“Vivemos no Oriente Médio. A palavra ‘ofensivo’ nasceu aqui”, diz um personagem do filme L’insulte (O insulto), ao proclamar em uma sentença aquilo que pode resumir seu enredo.
Ziad Doueiri, diretor de West Beyrouth, filme premiado, aclamado pela crítica, lançado em 1998, entrega outro contundente comentário cultural em sua obra de 2017 — um eletrizante drama de tribunal repleto de performances atordoantes de seus principais personagens. A extensão absurda pela qual se arrasta uma briga mesquinha, de meras palavras trocadas a um embate nacional, reflete as vulnerabilidades do Oriente Médio, em particular na sociedade fragmentada do Líbano.
Sunitas, xiitas, cristãos, palestinos, drusos e outros.
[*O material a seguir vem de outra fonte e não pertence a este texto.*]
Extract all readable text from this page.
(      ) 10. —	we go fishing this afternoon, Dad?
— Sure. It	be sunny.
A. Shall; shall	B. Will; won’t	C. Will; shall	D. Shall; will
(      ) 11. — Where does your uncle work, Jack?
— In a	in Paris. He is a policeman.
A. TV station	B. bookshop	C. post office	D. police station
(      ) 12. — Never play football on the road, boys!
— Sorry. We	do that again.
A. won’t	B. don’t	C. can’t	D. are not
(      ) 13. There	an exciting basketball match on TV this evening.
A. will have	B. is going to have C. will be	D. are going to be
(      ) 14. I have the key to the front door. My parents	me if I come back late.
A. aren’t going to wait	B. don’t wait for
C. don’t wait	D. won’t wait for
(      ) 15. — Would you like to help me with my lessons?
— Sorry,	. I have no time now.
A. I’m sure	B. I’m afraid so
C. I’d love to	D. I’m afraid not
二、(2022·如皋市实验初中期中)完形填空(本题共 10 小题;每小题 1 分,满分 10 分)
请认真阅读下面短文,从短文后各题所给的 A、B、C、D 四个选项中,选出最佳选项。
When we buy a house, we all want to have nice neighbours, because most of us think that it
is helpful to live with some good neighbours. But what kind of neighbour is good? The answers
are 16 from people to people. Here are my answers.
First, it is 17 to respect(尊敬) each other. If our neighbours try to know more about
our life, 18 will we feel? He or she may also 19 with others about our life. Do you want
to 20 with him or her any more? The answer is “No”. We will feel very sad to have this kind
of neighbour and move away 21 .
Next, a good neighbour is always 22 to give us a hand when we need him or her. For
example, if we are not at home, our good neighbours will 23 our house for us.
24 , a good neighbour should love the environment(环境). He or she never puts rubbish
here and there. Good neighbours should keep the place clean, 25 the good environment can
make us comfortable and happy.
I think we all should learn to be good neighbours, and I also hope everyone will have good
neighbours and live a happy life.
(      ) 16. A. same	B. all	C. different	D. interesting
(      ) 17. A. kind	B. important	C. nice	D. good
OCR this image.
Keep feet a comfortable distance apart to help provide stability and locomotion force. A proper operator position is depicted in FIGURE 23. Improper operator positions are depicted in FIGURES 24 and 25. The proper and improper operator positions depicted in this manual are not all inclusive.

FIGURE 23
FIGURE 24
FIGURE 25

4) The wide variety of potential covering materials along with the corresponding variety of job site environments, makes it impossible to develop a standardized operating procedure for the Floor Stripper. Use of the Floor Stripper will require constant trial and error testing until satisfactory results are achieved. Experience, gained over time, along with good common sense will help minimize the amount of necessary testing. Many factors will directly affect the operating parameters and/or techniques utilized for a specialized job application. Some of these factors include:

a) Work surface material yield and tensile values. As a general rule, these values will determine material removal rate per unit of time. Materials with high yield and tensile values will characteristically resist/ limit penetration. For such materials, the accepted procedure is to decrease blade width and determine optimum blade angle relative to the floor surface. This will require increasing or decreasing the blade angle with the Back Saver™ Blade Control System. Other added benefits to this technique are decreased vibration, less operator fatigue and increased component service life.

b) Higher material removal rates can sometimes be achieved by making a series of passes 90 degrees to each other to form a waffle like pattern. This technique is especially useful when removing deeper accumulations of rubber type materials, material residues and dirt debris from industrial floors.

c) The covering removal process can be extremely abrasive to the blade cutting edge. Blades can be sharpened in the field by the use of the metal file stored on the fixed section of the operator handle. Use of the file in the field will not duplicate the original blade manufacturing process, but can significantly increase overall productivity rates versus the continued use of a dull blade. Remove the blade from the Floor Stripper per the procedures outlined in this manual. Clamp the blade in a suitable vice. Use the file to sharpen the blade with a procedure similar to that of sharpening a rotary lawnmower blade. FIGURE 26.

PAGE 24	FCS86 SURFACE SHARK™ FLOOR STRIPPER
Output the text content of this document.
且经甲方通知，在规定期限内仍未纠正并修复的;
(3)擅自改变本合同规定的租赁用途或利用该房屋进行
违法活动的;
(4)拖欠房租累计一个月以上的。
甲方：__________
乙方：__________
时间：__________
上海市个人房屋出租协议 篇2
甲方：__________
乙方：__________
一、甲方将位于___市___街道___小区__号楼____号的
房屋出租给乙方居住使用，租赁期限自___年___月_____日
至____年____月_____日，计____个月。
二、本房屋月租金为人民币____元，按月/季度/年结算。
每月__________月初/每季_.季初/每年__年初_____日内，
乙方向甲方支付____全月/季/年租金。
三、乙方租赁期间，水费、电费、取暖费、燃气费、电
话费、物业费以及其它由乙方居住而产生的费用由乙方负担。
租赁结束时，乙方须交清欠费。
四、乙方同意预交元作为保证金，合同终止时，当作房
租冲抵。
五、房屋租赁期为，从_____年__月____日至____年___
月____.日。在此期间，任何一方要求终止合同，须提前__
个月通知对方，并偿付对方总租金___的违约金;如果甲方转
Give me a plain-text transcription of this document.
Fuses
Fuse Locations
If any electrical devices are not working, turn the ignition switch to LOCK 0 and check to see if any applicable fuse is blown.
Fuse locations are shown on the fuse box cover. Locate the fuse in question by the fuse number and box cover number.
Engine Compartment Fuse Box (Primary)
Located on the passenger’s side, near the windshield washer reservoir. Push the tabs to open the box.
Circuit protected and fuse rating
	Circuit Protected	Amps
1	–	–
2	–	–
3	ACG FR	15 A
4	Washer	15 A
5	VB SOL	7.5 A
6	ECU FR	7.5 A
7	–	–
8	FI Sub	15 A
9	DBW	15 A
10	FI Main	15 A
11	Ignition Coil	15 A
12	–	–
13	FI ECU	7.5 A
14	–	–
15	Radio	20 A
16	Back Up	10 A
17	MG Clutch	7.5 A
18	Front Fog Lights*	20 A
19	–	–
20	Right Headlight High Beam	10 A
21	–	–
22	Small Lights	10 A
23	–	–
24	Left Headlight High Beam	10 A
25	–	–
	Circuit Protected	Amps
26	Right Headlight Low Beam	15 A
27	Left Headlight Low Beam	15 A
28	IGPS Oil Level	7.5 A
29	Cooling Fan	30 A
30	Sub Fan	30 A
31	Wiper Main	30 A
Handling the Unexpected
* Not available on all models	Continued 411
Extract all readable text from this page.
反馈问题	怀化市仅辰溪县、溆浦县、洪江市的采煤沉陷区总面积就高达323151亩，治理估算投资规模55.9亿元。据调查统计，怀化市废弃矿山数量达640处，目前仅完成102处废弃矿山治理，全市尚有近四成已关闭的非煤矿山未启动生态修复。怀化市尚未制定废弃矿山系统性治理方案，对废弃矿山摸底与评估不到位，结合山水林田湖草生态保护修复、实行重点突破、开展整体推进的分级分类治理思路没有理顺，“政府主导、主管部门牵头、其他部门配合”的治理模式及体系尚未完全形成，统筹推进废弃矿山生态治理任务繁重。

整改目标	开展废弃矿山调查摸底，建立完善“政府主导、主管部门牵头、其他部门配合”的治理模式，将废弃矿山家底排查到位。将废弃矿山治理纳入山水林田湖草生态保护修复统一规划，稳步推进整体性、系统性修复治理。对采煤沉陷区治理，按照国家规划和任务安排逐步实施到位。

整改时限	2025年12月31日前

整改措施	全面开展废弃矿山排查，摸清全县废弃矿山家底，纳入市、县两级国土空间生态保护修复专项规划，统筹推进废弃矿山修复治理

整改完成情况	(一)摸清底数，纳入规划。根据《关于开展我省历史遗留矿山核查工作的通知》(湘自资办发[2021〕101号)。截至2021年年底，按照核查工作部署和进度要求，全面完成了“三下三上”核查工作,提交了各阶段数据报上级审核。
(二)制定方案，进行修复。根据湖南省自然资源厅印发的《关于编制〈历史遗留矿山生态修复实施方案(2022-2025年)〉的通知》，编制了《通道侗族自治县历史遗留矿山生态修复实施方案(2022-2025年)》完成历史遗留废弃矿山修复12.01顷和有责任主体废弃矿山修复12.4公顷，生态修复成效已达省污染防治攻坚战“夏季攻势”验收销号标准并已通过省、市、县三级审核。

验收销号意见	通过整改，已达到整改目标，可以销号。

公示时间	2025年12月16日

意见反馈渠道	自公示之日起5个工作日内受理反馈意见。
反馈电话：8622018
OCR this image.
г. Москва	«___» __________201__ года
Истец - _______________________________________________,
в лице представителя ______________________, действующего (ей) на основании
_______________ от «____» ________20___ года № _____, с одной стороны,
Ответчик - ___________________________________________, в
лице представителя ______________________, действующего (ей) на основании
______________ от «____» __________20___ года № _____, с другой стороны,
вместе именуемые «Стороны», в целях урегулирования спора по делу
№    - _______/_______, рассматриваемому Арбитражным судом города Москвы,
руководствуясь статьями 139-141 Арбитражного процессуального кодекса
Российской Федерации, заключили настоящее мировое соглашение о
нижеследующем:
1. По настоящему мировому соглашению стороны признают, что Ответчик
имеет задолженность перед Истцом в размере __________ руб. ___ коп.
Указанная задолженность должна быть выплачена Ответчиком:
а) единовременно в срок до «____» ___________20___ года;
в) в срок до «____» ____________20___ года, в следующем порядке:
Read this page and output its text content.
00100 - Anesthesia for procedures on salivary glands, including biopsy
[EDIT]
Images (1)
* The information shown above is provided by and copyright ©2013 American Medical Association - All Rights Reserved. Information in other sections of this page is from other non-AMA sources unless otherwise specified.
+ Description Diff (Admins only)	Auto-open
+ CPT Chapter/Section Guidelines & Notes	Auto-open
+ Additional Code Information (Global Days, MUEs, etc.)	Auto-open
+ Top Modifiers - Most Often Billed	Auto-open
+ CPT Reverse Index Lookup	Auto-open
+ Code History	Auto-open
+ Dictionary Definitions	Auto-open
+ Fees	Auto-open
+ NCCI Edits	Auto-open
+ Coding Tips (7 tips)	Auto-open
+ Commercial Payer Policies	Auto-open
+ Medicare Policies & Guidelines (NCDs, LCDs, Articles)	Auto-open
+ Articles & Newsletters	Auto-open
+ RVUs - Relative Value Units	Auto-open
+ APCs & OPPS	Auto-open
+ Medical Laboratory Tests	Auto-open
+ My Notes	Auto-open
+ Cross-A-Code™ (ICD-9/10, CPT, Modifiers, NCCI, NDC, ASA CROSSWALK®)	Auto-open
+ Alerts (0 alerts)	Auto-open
Uma lista interminável de etnias e grupos religiosos distintos convivendo no país, cada qual com suas próprias divisões e traumas, criando um tecido social e político sempre prestes a se partir, sob o medo de que incorra em mais uma guerra civil.
L’insulte expõe fissuras profundas em toda a região, através da história comovente de Tony Hanna e Yasser Salameh. Hanna, cristão libanês, é um mecânico mal-humorado com um passado traumático e seu primogênito a caminho. Salameh é um palestino de poucas palavras, que trabalha na construção civil. Seus caminhos se cruzam de maneira quase trágica.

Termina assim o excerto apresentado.